Esta providencial transformación, en la que intervinieron algunos de los más reputados estilistas y modistos de la época, animó a Richard Quine a incluirla en el reparto de La calle 99 (Pushover, 1954), un thriller coprotagonizado por Dorothy Malone y Fred MacMurray donde la todavía incipiente estrella se ocuparía de un personaje secundario pero dotado, sin embargo, de un enorme poder de seducción. Un año después de su debut, conseguiría, contra todo pronóstico, dada su escasa experiencia profesional, el Globo de Oro a la Mejor actriz debutante, encarnando a la desdichada protagonista de Picnic.

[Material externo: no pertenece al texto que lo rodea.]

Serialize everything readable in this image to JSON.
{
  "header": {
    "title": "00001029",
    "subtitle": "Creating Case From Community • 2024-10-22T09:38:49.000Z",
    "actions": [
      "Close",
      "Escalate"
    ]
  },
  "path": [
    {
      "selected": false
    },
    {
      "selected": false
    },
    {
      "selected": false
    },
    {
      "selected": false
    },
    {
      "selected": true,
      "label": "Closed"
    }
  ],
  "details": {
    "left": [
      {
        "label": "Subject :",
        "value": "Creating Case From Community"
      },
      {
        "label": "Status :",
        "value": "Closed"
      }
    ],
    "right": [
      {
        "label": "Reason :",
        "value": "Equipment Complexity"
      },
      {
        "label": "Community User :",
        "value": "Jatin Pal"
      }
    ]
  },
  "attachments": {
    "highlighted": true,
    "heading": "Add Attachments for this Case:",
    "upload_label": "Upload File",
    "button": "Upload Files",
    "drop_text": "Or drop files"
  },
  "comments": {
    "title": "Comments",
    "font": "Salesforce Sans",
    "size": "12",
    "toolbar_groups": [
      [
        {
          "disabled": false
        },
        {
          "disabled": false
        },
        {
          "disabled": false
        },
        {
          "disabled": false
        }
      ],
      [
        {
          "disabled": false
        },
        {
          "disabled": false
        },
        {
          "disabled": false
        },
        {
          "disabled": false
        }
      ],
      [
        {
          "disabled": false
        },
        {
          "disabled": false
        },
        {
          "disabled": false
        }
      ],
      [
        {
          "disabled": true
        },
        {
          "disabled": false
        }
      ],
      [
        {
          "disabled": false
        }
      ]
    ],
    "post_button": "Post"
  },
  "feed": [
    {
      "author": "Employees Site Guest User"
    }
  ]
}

Aunque, en el mejor de los casos, para muchos no fue más que un simple émulo de la Monroe a la que muy pocas veces le brindaron la oportunidad de demostrar abiertamente la verdadera dimensión de su talento, Kim Novak supo siempre guardar distancias con sus personajes e imprimirles, al mismo tiempo, una impotente y sutil sensualidad empleando su más valiosa y carismática virtud: la ambigüedad, cualidad que manejó con discreción, inteligencia y destreza a lo largo de toda su trayectoria a pesar de la tendencia de los productores a encasillarla en roles que si bien se ajustaban como un guante a sus espléndidos atributos anatómicos y a su inconfundible mirada felina le impedía, no obstante, desarrollar otros aspectos de su personalidad creativa de cuyas bondades dejó, antes de su voluntario e irrevocable retiro laboral, algunas pruebas lo suficientemente elocuentes como para profetizarle un futuro profesional mucho más luminoso que el que realmente tuvo.